Samara Joy’s voice has the ability to transform listeners to the early jazz clubs, filling them with warm nostalgia for legends like Ella Fitzgerald and Sarah Vaughan. At 25, Joy is a five-time Grammy winning recording artist, whose album, “Linger Awhile” won her best new artist and best jazz vocal album in 2023. She’s been praised by artists like Chaka Khan, Regina King and Quincy Jones and has amassed a large following of her Gen-Z peers on TikTok, introducing a new generation to jazz.
Last year, Joy released “Portrait,” her third and most personal studio album allowing listeners into the tension between excitement and feeling overwhelmed that often follows a whirlwind of accolades and success. Her first original song “Peace of Mind” fully captures this moment.
“I wrote it in a time where I was really questioning whether I could continue or not because I was so exhausted,” said Joy. “I reminded myself through that Sun Ra composition that I have experienced something wonderful, and it doesn’t have to be the end all be all. This is just the beginning ... this is just a springboard for all of the other creative ideas that I have and what I feel like I have to offer.”
For Joy, releasing “Portrait” was a creative challenge and a turning point toward trusting her creative instincts. “It’s taught me a lot about what I can do and to stand firm in the creative vision and the direction that I see for myself,” she said.
How does it feel to look back on ‘Portrait’ and how have you grown from that moment into the new projects that you’re working on?

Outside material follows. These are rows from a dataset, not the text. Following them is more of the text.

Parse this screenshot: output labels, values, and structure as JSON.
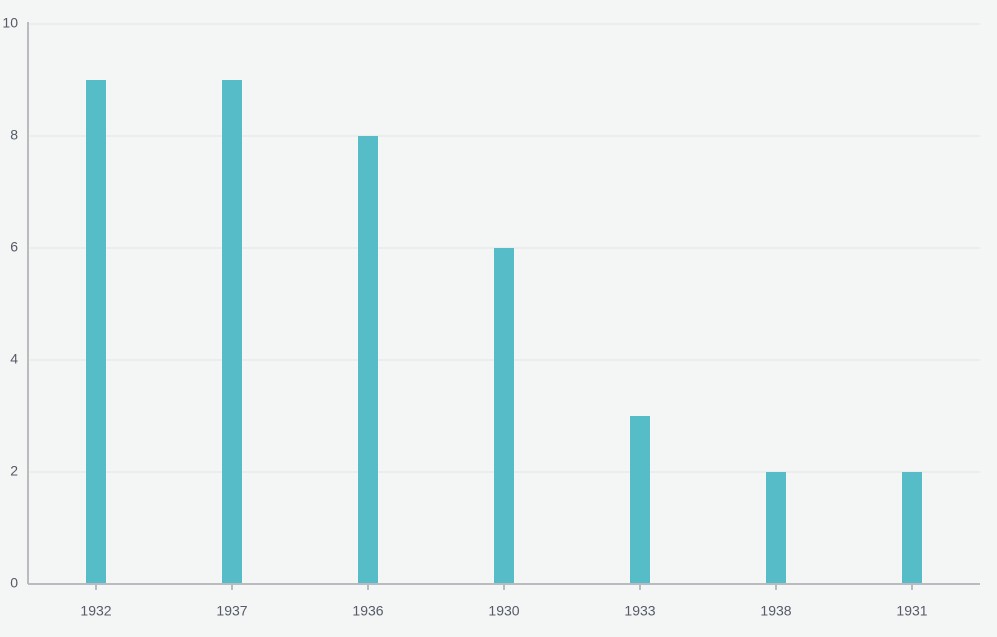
{
  "chart_data": {
    "type": "bar",
    "categories": [
      "1932",
      "1937",
      "1936",
      "1930",
      "1933",
      "1938",
      "1931"
    ],
    "values": [
      9,
      9,
      8,
      6,
      3,
      2,
      2
    ],
    "color": "#56bcc8",
    "ylim": [
      0,
      10
    ],
    "yticks": [
      0,
      2,
      4,
      6,
      8,
      10
    ],
    "grid": true
  }
}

This album was a turning point. Because I feel like it was the first time I really had to make a decision about what my path was going to be. With the first two albums, it was just songs that I loved and felt like I could interpret as my own. And this album, “Portrait,” was the first time I felt like I took the reins of creative direction and band mates and songs. And honestly kind of opened up even more to my band mates and said, arrange. I want you guys to orchestrate this next era. So, it was definitely a big leap, I think, from maybe what people thought I should do after the second album after the best new artist.
I want to go back to that moment of winning best new artist. Talk to me about that moment and kind of having this surreal moment of “Oh wow, I’m being celebrated by my idols and by people that I’ve looked up to for years.”
I never expected to be nominated. I never thought that that was a possibility, at least so early on in my career.
Even thinking about it now, I can see everybody still and still feel the way that I felt that night. It’s a night that I will never ever forget. And I’m thankful. I’m really thankful to everybody who believed in me enough to allow me to have that moment, who voted, who listened to my music, who support me then and still support me now. Which is why I never want to lose sight of what I do this for.
You get compared to Ella Fitzgerald and Sarah Vaughan. What does that mean to you?
I feel very honored and sometimes undeserving because of how new my relationship to their music was initially. I hadn’t really listened to their music or their voices at all growing up and getting introduced to them in college, it just felt like another world had opened up and I felt like I wanna sing, I wanna be able to move people the way that they move me with their voices.